The result is a curated dataset which has gone through reasonable efforts to ensure quality and privacy, and while significant effort had to go into its creation, the result is a resource that can be continued to be used for new generations of models. Utilising this data, models using an architecture similar to GPT-3 have been trained in a number of sizes up to 40 billion parameters.
To balance the benefits of openness with the potential risks, the GPT-SW3 project adopted a “staged release” approach to its models, allowing for time to assess usability, impact, and risks before making the models fully open. In the pre-release, models were shared with people and organisations that commit to not using the models in ways that may cause harm and that are committed to sharing the learnings of their research and applications. To access the models, an application form had to be filled in stating affiliation, research, application goals, etc. Several hundred participants were given access to the models of which some shared practical feedback on performance, toxicity, etc. Based on this feedback, GPT-SW3 will likely go into a fully open release soon.

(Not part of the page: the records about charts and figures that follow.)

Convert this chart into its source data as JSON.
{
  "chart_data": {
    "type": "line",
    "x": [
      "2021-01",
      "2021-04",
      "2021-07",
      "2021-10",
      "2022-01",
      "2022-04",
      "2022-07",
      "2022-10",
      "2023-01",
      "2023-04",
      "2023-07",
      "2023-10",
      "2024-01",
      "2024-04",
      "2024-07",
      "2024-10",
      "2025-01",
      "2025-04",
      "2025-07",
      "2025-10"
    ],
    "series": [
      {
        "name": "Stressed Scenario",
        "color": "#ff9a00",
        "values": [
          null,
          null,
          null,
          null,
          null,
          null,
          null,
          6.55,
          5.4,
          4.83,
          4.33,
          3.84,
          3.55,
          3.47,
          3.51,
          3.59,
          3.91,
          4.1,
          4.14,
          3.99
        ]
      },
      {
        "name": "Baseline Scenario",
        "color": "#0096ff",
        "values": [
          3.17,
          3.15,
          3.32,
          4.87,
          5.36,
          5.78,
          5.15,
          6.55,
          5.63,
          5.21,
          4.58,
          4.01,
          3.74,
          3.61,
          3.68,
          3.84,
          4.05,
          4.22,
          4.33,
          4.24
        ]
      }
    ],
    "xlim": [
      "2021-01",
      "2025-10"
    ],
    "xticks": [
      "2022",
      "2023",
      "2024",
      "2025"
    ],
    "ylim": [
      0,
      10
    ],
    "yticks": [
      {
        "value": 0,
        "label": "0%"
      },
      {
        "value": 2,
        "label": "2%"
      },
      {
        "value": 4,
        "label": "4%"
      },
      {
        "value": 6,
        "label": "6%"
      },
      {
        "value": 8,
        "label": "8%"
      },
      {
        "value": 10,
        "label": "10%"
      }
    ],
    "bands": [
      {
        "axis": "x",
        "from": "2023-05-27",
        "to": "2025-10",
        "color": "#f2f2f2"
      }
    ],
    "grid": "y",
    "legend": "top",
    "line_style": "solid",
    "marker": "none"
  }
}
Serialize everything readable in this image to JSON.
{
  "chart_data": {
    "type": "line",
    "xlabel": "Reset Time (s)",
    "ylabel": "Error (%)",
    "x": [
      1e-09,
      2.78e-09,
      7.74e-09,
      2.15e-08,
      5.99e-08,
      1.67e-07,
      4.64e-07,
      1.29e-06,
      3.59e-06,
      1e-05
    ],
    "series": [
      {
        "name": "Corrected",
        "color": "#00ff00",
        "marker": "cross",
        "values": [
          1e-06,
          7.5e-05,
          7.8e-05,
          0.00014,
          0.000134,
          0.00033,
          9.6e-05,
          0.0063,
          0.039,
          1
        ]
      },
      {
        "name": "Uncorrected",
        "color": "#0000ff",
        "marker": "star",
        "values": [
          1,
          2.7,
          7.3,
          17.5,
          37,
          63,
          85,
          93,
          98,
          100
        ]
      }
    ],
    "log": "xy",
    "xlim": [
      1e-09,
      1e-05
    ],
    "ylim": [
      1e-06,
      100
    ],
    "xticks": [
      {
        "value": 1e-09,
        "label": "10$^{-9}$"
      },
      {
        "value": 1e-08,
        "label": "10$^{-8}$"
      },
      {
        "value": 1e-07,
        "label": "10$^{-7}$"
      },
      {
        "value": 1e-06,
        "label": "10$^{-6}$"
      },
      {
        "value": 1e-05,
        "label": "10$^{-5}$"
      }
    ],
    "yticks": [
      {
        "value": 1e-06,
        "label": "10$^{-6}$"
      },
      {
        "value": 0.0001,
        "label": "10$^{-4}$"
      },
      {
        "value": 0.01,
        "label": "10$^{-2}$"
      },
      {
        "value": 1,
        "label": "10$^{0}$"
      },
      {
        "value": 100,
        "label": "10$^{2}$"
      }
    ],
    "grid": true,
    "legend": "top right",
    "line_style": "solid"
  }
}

While detailed data collection and evaluation of applications for model access takes resources, this approach has provided much larger certainty that the model can be reliably released openly and can be deemed a usable approach to the open development of large language models.
4. Conclusions
The GPT-SW3 case shows that a very small, collaborative effort can create useful large language models with a focus on representation and transparency. The initial approach of focusing on the creation of artefacts, i.e., the datasets and models themselves, rather than solving specific research issues or potential problems at the start, proved very successful. Along the way, access to computational resources, development of suitable licenses, principles for sharing in the initial release and much more had to be solved, but the specific issues were not necessarily known in detail at the start, and the focus on development was critical. While not fully open source at the time of writing, the direction towards open source and engaging a larger community worked but required strong leadership and community management provided by the AI Sweden Natural Language Understanding team.
Given that the models are already used to evaluate, for example, use cases within Swedish healthcare, applications that would have been difficult to legally test without the opportunity to run an open model on premises, the value is apparent. The careful data collection and preservation of data provenance and privacy have so far proved successful in creating a transparent model that can be released fully open, the staged release with relevant feedback showing that the model is usable without apparent privacy issues, and the open community a way to crowdsource these efforts. This approach should be replicable for other and future efforts.
While it is probably in the domain of very large, private models built on very large engineering efforts to provide broad chatbots and services, open and adaptable models are an important part of the future AI ecosystem for many applications, and with the right approach useful, transparent models can be developed by small teams in collaboration.